Akaka, sensing his campaign is in trouble, has been stressing his Democratic roots. His television commercials proudly tout his endorsements from the National Education Association and other groups that traditionally back liberal candidates. And following the theme of other Democrats around the country, he has repeatedly tried to paint Saiki as the candidate of the wealthy who supports tax breaks for the rich.

Akaka's campaign contends that it got a boost on the "fairness issue" from President Bush's weekend campaign swing here. After Bush held an exclusive black-tie Republican fund-raiser to aid Saiki's campaign, Akaka countered Tuesday with an open public rally at a high school auditorium featuring his own Washington heavy hitter, Sen. Edward M. Kennedy (D-Mass.).

Kennedy praised Akaka as one of the few senators up for reelection this year to support the controversial deficit-reduction package. Saiki voted against the measure because it raised income taxes, and she has been using her most recent television commercials to portray Akaka as an old-fashioned "tax and spend" liberal.

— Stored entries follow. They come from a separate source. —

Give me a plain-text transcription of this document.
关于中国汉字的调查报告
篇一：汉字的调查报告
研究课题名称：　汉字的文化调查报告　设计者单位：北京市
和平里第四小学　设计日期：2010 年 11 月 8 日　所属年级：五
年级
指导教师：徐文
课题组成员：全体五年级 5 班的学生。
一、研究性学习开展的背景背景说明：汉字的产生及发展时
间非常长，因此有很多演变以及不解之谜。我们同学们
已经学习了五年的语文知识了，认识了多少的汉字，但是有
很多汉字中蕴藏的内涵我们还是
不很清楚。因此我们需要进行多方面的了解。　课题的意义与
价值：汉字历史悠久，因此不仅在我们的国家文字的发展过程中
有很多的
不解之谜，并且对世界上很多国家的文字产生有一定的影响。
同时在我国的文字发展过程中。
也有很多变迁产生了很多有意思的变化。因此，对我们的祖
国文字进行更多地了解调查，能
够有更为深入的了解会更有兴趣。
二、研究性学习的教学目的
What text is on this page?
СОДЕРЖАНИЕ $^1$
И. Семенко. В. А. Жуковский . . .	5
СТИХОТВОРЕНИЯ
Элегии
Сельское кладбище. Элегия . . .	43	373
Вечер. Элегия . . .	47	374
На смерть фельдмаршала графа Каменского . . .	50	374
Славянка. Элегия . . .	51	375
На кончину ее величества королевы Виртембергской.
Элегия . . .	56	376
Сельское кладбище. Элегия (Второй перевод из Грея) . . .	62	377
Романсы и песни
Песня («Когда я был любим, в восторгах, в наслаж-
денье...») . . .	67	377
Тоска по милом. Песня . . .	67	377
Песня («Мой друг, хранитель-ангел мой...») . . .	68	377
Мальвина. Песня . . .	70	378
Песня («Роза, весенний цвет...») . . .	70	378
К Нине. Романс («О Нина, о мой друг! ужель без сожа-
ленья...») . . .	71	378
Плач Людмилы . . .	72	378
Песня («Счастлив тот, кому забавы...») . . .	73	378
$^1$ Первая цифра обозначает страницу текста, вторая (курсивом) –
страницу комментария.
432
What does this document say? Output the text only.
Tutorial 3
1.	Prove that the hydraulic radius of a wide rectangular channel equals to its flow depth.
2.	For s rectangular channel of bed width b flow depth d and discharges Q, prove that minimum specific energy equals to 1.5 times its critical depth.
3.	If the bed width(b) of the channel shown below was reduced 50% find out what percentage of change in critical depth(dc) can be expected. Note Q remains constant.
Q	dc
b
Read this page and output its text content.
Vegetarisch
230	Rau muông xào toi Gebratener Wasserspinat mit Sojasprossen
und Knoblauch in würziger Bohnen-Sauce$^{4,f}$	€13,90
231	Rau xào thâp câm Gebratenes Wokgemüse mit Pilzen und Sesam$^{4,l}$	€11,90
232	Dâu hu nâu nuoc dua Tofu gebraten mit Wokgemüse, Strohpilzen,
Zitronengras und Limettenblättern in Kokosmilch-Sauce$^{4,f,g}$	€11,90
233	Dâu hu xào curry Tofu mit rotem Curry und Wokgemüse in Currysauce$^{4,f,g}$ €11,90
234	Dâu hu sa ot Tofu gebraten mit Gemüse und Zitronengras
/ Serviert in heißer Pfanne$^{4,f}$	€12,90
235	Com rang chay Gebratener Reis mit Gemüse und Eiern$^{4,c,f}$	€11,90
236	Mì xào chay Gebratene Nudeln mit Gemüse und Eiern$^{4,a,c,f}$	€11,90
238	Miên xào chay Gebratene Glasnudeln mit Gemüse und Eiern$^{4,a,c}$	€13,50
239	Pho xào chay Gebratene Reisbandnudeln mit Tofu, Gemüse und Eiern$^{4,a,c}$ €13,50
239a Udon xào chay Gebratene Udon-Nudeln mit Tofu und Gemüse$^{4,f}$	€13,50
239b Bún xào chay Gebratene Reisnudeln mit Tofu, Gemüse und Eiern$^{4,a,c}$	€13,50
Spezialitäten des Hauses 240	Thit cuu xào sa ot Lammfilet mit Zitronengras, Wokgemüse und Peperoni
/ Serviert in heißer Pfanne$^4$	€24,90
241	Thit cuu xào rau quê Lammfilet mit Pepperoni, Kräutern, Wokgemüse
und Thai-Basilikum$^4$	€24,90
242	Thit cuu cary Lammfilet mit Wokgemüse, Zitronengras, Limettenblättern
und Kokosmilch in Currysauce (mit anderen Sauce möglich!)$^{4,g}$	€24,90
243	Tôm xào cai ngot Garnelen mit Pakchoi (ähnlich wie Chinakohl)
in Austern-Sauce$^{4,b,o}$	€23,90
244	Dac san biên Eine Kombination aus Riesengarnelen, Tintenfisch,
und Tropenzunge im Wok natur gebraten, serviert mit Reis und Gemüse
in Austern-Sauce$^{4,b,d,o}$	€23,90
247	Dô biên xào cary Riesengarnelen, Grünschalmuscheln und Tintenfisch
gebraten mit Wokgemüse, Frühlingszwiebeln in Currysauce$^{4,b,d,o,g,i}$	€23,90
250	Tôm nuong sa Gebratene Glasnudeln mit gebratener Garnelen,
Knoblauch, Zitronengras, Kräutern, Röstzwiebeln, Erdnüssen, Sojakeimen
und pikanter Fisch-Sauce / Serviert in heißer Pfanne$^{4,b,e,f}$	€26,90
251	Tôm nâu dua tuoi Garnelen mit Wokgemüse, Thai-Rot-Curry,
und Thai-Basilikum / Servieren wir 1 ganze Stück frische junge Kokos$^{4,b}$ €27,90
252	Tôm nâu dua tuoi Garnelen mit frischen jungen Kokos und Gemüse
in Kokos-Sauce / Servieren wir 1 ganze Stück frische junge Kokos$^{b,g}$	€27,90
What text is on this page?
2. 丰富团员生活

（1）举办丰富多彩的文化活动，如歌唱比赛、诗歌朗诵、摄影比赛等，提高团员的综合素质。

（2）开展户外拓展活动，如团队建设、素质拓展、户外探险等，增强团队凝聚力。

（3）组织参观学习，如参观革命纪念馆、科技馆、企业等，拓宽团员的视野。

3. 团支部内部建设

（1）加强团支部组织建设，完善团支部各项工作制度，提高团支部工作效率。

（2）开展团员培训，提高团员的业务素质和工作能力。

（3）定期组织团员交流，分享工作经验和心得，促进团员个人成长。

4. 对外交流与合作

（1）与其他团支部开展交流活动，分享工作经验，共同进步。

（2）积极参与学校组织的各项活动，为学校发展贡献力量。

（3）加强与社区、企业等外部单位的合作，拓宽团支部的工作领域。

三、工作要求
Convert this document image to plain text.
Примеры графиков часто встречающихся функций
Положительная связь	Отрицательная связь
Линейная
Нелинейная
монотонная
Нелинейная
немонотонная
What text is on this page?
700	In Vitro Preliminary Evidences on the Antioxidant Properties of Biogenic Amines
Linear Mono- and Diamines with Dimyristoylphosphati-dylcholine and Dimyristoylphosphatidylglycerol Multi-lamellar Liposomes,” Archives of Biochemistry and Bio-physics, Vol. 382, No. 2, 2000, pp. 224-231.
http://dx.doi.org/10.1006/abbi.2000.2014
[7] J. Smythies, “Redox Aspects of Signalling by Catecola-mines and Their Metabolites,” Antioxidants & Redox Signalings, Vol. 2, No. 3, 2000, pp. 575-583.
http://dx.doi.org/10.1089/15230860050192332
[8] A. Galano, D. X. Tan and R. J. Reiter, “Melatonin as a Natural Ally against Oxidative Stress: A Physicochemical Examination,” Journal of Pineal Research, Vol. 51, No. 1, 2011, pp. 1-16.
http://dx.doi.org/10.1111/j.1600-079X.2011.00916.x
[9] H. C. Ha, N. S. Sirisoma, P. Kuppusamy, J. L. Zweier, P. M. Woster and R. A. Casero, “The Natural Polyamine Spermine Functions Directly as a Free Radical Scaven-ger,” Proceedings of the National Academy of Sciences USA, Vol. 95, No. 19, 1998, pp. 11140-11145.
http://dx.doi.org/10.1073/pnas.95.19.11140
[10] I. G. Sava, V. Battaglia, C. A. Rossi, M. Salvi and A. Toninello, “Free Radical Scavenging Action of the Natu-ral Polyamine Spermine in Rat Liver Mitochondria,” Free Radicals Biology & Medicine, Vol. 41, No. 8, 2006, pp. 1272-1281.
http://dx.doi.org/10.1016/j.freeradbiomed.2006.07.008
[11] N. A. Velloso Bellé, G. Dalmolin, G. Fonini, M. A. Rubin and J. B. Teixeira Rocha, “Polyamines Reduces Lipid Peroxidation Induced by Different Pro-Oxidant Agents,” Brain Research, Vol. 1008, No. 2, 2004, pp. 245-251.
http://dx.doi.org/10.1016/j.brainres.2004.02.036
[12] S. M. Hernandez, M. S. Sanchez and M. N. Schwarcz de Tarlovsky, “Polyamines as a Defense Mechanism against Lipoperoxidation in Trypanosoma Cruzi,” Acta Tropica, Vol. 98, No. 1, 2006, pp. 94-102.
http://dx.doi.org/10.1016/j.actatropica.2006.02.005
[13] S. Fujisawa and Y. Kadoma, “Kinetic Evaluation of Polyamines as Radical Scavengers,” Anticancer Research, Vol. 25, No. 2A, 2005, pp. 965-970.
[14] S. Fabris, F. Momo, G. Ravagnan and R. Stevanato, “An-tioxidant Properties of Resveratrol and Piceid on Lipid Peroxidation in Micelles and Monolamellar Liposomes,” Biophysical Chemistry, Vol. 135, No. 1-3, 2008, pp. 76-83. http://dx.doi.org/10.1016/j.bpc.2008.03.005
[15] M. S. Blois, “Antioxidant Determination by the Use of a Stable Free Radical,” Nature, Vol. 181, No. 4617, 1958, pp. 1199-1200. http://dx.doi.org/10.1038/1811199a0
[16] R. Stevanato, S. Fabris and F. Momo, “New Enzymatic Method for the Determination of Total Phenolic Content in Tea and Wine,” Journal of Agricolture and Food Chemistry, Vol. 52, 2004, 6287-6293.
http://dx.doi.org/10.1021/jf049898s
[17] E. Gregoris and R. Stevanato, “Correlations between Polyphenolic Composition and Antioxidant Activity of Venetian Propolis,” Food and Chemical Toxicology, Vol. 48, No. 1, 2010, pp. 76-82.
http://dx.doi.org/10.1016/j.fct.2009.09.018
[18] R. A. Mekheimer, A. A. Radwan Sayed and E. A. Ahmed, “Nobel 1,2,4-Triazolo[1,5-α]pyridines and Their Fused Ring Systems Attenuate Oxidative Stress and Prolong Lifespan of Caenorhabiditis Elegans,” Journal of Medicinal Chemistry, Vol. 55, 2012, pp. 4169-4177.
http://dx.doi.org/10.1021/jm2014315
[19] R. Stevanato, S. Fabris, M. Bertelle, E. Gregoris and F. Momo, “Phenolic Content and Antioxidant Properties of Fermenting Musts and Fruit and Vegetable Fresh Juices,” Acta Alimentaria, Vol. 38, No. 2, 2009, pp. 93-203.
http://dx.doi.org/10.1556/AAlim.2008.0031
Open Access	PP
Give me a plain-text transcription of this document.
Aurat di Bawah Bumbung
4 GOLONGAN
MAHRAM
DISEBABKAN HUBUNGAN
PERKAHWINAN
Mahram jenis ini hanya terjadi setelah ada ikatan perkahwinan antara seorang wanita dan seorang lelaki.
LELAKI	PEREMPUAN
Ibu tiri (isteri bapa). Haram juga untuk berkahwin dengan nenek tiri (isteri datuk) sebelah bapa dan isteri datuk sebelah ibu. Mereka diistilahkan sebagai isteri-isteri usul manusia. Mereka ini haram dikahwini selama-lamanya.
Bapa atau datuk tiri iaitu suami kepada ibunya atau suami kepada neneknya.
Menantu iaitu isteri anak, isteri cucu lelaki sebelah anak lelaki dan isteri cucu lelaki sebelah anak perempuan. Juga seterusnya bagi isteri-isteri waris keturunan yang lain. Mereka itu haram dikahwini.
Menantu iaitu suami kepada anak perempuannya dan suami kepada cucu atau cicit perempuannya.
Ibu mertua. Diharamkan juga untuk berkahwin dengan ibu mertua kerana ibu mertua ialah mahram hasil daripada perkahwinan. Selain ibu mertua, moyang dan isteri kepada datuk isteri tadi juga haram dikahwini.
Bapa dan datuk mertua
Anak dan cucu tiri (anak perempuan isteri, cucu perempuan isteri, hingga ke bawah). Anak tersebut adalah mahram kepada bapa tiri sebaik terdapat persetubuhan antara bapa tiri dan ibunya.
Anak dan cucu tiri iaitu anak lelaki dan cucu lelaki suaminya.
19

Saiki's break with Bush over the budget and over his veto of civil rights legislation has raised a tricky political question for her campaign -- how much to identify with a president whose popularity continues to drop. On the one hand, Saiki has presented herself as a GOP "insider" who would give Hawaii access to the White House. Bush personally persuaded Saiki to run for the Senate seat.

On the other hand, Saiki has been successful in her two campaigns for the House largely by playing down her party and stressing her independence. When Saiki was held up in Washington last weekend by the final House budget vote -- and turned down Bush's invitation to ride on Air Force One to attend her own fund-raiser -- speculation immediately began that the candidate was attempting to distance herself from the president. Saiki said she was disappointed to have missed the fund-raiser.

Akaka's camp contends that if the race is tied going into Election Day, their candidate may have the edge because of the state's old-style Democratic machine that can get out the vote. In a small state where the winner needs only 200,000 votes, Democrats can rely on several hundred phone banks, thousands of Election Day volunteers and an army of government workers.

But as one Republican official here predicted gleefully, "The bigger the turnout the better for us. Twenty-nine percent of those government workers are Japanese."